Lehrkräfte-Umfrage: Zu viel Bürokratie, zu wenig Zeit für guten Unterricht

15

BERLIN. Lehrkräfte müssen sich mit viel zu viel bürokratischem Aufwand auseinandersetzen. Dies geht zulasten ihres Fachunterrichts. Das geht aus einer Online-Umfrage des Deutschen Philologenverbandes (DPhV) unter mehr als 3000 Lehrkräften an Gymnasien in ganz Deutschland hervor. Der DPhV leitet daraus eine konkrete politische Forderung ab – Schulassistenten!

„Schulassistenten für jede Schule“: Susanne Lin-Klitzing, Bundesvorsitzende des Deutschen Philologenverbands.

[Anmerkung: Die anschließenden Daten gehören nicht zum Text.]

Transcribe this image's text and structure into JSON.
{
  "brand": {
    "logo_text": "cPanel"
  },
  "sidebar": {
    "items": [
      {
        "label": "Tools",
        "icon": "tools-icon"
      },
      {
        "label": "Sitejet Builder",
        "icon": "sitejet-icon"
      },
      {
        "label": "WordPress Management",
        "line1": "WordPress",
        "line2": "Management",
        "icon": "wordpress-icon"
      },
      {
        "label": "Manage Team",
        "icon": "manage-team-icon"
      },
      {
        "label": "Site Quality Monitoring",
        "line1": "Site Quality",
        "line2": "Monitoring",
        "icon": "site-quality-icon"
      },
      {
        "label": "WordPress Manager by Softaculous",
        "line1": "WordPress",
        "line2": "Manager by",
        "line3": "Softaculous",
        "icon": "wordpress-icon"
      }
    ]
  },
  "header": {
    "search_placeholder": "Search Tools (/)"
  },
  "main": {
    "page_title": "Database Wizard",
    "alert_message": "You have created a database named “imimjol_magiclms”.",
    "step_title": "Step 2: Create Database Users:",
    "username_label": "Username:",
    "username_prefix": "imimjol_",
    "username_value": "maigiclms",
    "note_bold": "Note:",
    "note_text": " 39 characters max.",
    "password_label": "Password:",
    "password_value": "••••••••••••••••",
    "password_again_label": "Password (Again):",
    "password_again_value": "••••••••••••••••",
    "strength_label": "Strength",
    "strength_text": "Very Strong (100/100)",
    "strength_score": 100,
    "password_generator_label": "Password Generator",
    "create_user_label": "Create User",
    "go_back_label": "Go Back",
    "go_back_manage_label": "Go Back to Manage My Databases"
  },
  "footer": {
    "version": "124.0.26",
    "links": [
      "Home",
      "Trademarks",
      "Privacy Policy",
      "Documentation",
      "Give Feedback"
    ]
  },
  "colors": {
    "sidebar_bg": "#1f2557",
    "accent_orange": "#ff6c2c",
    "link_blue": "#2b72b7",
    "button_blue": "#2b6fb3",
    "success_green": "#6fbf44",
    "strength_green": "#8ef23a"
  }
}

Foto: Deutscher Philologenverband

Demnach schränkt der bürokratische Aufwand bei knapp 78 Prozent der befragten Lehrkräfte die Qualität ihres Fachunterrichts ein. Knapp 85 Prozent der befragten Lehrkräfte halten den bürokratischen und unterrichtsfernen Aufwand, den sie zusätzlich zu ihrer Tätigkeit als Klassen- und Fachlehrkräfte bewältigen müssen, für unangemessen und belastend.

Zum belastenden „bürokratischen Aufwand“, der aus Sicht des Deutschen Philologenverbandes professionell besser von Schulassistenten erledigt werden sollte, gehören für knapp 79 Prozent der Klassenlehrerinnen und Klassenlehrer unter anderem die Abrechnungen für Klassenfahrten. Mehr als 72 Prozent der befragten Klassenlehrerinnen und -lehrer haben während der Corona-Zeit den Corona-Impfstatus ihrer Schülerinnen und Schüler kontrolliert. Unabhängig von Corona müssen knapp 57 Prozent von ihnen den Masern-Impfstatus der Schülerinnen und Schüler kontrollieren. Auch mehr als 56 Prozent der befragten Fachlehrkräfte kontrollierten den Corona-Impfstatus, mehr als die Hälfte von ihnen gab an, sich ebenfalls um die Abrechnung der Klassenfahrten kümmern zu müssen.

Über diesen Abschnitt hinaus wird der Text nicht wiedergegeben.